I’m not one of those luddites who thinks we shouldn’t run our container workloads wherever they fit, and kube is the tool for that right now, but it has 32k github issues – that’s 1 for every 2 stars. It’s too complicated.

How to split

  1. Binpacking containers to hosts.
    • This is both the runtime that takes care of that plus an API / database of where things are and the rules engine.
    • Autoscaling can live as an auxiliary system on top of this – it doesn’t need to be built in. Autoscaling has a lot of logic quirks and edge cases, it’s too new, it should be BYO
  2. Routing system
    • i.e. what’s currently in kube service / ingress
    • plus the vendor-specific glue that integrates with cloud resources like load balances and letsencrypt

The third thing is everything else. The yaml config language is in a perpetual state of staleness and impedance mismatch and IMO should be thrown in the trash. Cron doesn’t belong in there – it can talk to the binpacking system but doesn’t belong inside.

Storage management has always been weird in the cloud. EBS makes a network store appear to be a disk and it’s convenient and backed-up but you’re basically amortizing performance for convenience. It kills me that hosted DBs are running on EBS disks. My point is that for kube, it’s not a huge advantage to have the orchestration layer mount network drives for you.

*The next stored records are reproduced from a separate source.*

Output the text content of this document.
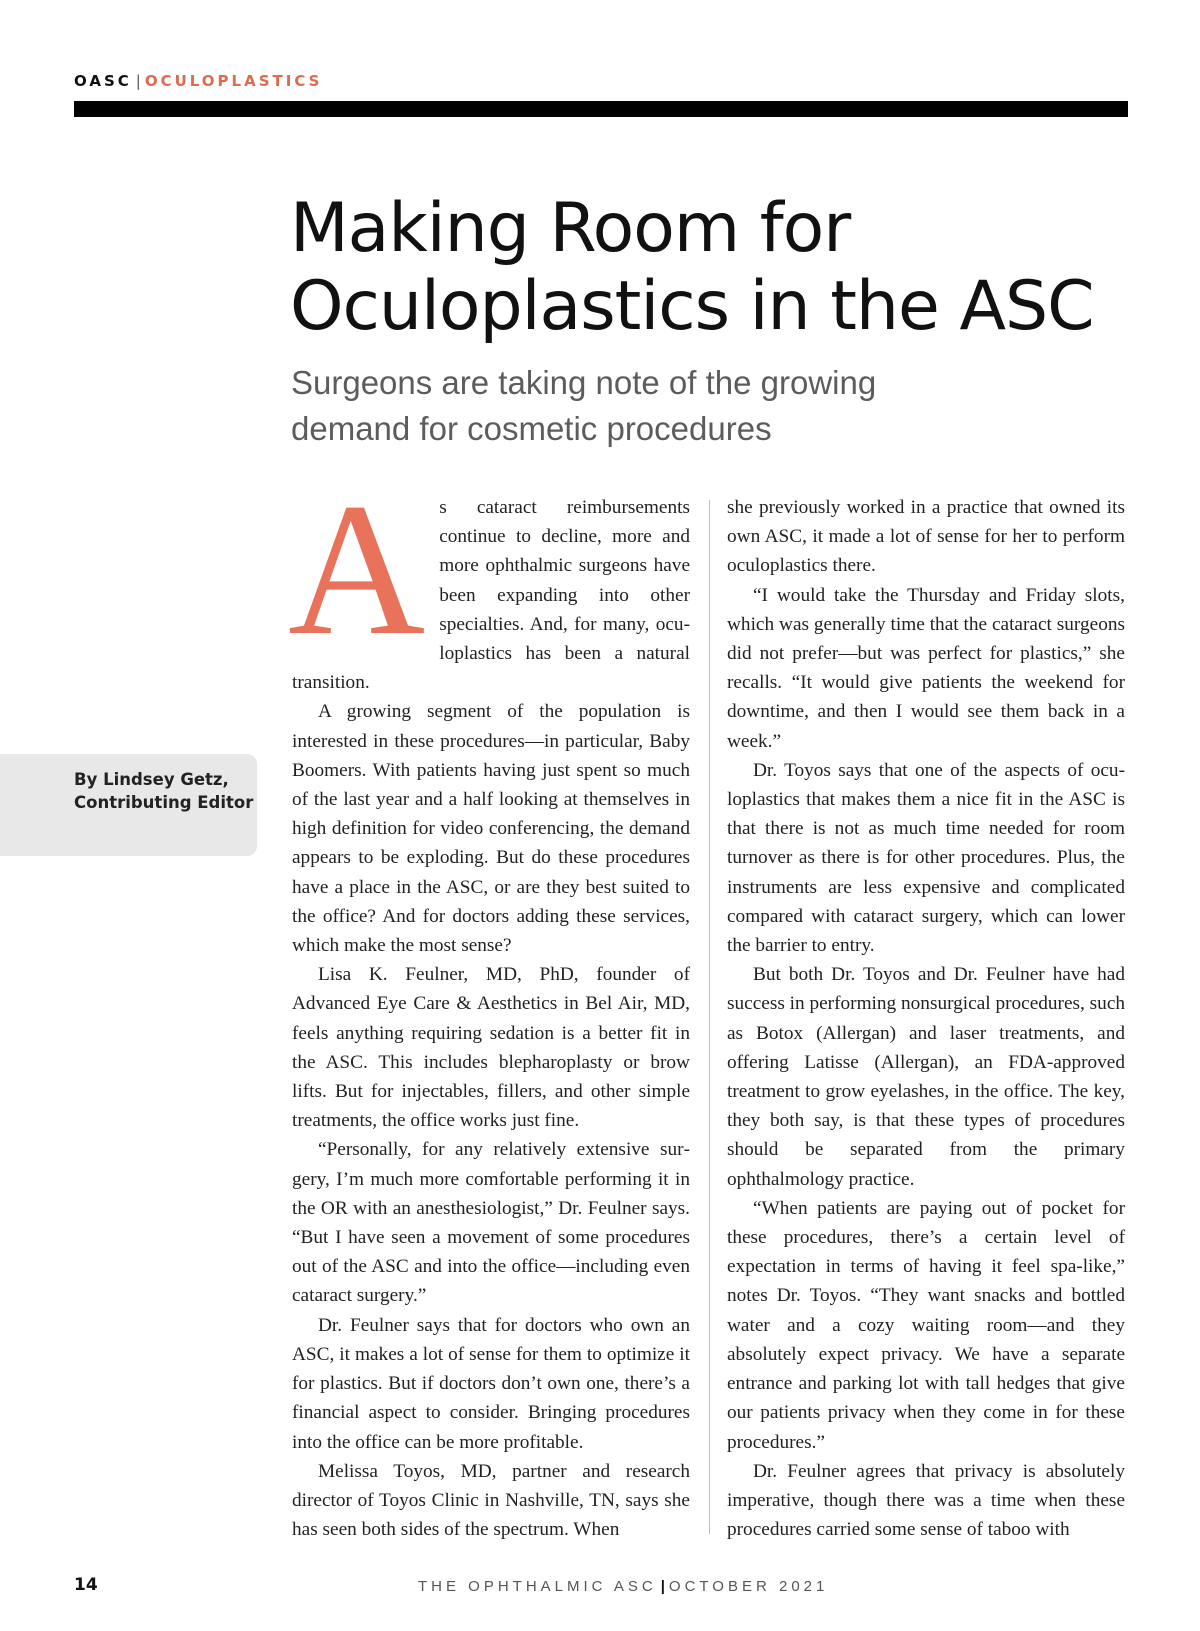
OASC | OCULOPLASTICS
Making Room for
Oculoplastics in the ASC
Surgeons are taking note of the growing
demand for cosmetic procedures
By Lindsey Getz, Contributing Editor
A s cataract reimbursements continue to decline, more and more ophthalmic surgeons have been expanding into other specialties. And, for many, oculoplastics has been a natural transition.

A growing segment of the population is interested in these procedures—in particular, Baby Boomers. With patients having just spent so much of the last year and a half looking at themselves in high definition for video conferencing, the demand appears to be exploding. But do these procedures have a place in the ASC, or are they best suited to the office? And for doctors adding these services, which make the most sense?

Lisa K. Feulner, MD, PhD, founder of Advanced Eye Care & Aesthetics in Bel Air, MD, feels anything requiring sedation is a better fit in the ASC. This includes blepharoplasty or brow lifts. But for injectables, fillers, and other simple treatments, the office works just fine.

“Personally, for any relatively extensive surgery, I’m much more comfortable performing it in the OR with an anesthesiologist,” Dr. Feulner says. “But I have seen a movement of some procedures out of the ASC and into the office—including even cataract surgery.”

Dr. Feulner says that for doctors who own an ASC, it makes a lot of sense for them to optimize it for plastics. But if doctors don’t own one, there’s a financial aspect to consider. Bringing procedures into the office can be more profitable.

Melissa Toyos, MD, partner and research director of Toyos Clinic in Nashville, TN, says she has seen both sides of the spectrum. When

she previously worked in a practice that owned its own ASC, it made a lot of sense for her to perform oculoplastics there.

“I would take the Thursday and Friday slots, which was generally time that the cataract surgeons did not prefer—but was perfect for plastics,” she recalls. “It would give patients the weekend for downtime, and then I would see them back in a week.”

Dr. Toyos says that one of the aspects of oculoplastics that makes them a nice fit in the ASC is that there is not as much time needed for room turnover as there is for other procedures. Plus, the instruments are less expensive and complicated compared with cataract surgery, which can lower the barrier to entry.

But both Dr. Toyos and Dr. Feulner have had success in performing nonsurgical procedures, such as Botox (Allergan) and laser treatments, and offering Latisse (Allergan), an FDA-approved treatment to grow eyelashes, in the office. The key, they both say, is that these types of procedures should be separated from the primary ophthalmology practice.

“When patients are paying out of pocket for these procedures, there’s a certain level of expectation in terms of having it feel spa-like,” notes Dr. Toyos. “They want snacks and bottled water and a cozy waiting room—and they absolutely expect privacy. We have a separate entrance and parking lot with tall hedges that give our patients privacy when they come in for these procedures.”

Dr. Feulner agrees that privacy is absolutely imperative, though there was a time when these procedures carried some sense of taboo with

14	THE OPHTHALMIC ASC | OCTOBER 2021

This can happen in a general plugin system, not a storage-specific plugin system.

Why split

  1. the config language and update systems are painful and edge-case-y
  2. the routing stuff is highly platform-dependent anyway and has like a zillion backends, a lot of which are broken (looking at you EKS)
  3. it opens the door to competition – which is bad for G but good for all the other participants of the CNCF. Kube wins when you say ‘orchestration framework’ and loosely define it. It’s hard to fight its momentum.
  4. pretending binpacking and network routing are a single product creates tight coupling that makes everyone sad

Kube as cloud strategy

I’ve used kube on multiple clouds, both self-managed and hosted, and G’s hosted kube is by far the best (although it still has surprises and quirks).

I think that for the time being G can say ‘we’re the only hosted kube that works’ and be more or less right for a category of customer that wants all the features and has performance / density needs. And as long as the feature set continues to grow, G may maintain their lead here.

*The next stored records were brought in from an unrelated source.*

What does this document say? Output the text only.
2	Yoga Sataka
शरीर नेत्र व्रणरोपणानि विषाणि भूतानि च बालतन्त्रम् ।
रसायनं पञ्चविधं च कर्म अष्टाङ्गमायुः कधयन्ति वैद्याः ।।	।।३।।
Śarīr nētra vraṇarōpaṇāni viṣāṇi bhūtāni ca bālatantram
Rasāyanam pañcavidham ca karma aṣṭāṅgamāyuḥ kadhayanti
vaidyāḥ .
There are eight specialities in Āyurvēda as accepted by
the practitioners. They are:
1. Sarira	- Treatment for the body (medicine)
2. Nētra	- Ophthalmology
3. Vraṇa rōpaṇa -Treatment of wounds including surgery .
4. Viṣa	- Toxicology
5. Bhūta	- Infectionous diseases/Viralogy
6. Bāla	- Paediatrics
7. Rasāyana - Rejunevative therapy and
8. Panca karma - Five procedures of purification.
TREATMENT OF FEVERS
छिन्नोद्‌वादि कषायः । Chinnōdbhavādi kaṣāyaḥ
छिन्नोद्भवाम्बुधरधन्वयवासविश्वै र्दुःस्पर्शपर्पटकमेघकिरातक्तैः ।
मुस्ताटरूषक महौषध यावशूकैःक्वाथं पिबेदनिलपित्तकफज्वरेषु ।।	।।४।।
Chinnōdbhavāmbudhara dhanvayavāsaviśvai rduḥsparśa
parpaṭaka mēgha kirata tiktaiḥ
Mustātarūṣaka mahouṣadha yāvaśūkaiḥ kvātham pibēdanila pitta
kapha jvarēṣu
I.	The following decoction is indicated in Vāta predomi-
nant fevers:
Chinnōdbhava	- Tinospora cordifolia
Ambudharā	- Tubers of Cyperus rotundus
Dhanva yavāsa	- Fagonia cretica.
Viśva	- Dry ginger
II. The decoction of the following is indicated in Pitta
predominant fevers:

I don’t think kube alone can let them pull ahead of azure or aws, but I’d believe it’s accountable for some % of the teams that switch from other clouds to them. I’ve heard people say ‘I bet we’ll eventually be on G’.

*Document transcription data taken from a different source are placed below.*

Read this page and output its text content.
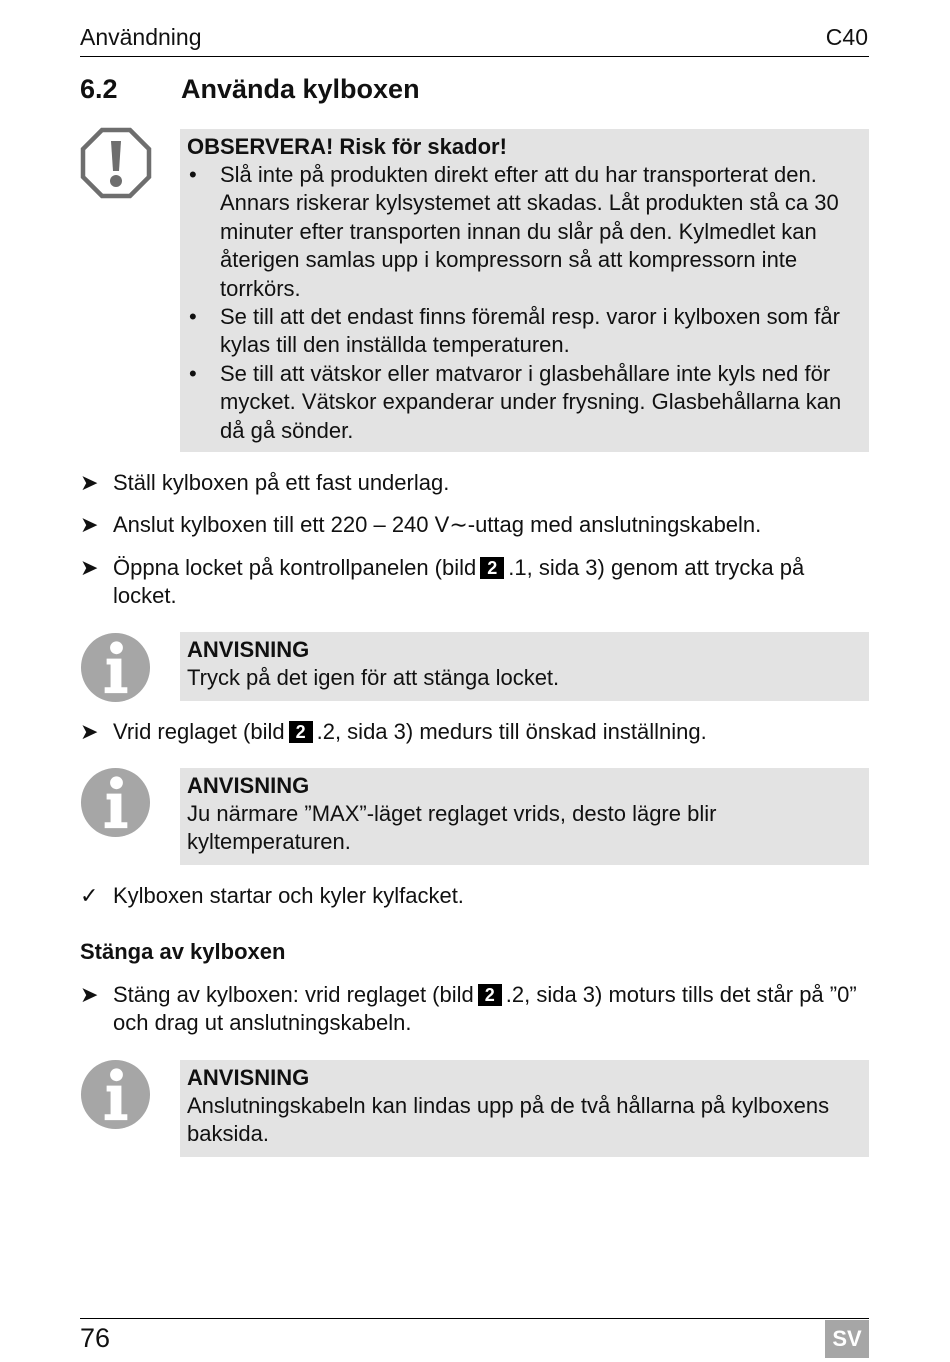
Användning	C40
6.2 Använda kylboxen
OBSERVERA! Risk för skador!
• Slå inte på produkten direkt efter att du har transporterat den. Annars riskerar kylsystemet att skadas. Låt produkten stå ca 30 minuter efter transporten innan du slår på den. Kylmedlet kan återigen samlas upp i kompressorn så att kompressorn inte torrkörs.
• Se till att det endast finns föremål resp. varor i kylboxen som får kylas till den inställda temperaturen.
• Se till att vätskor eller matvaror i glasbehållare inte kyls ned för mycket. Vätskor expanderar under frysning. Glasbehållarna kan då gå sönder.
➤ Ställ kylboxen på ett fast underlag.
➤ Anslut kylboxen till ett 220 – 240 V∼-uttag med anslutningskabeln.
➤ Öppna locket på kontrollpanelen (bild 2 .1, sida 3) genom att trycka på locket.
ANVISNING
Tryck på det igen för att stänga locket.
➤ Vrid reglaget (bild 2 .2, sida 3) medurs till önskad inställning.
ANVISNING
Ju närmare ”MAX”-läget reglaget vrids, desto lägre blir kyltemperaturen.
✓ Kylboxen startar och kyler kylfacket.
Stänga av kylboxen
➤ Stäng av kylboxen: vrid reglaget (bild 2 .2, sida 3) moturs tills det står på ”0” och drag ut anslutningskabeln.
ANVISNING
Anslutningskabeln kan lindas upp på de två hållarna på kylboxens baksida.
76	SV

Someone at G had an insight that ‘there’s a kind of cloud workload we do better than amazon, let’s open source that and make it the new standard’, and miraculously they were right, it became the standard, mesos was hardly a player, and the other cloud vendors are having trouble keeping up with the pace of change.

I’m not saying this advantage will last, I’m still surprised that docker dropped the ball so badly after building swarm and buying tutum, but for now I’m impressed.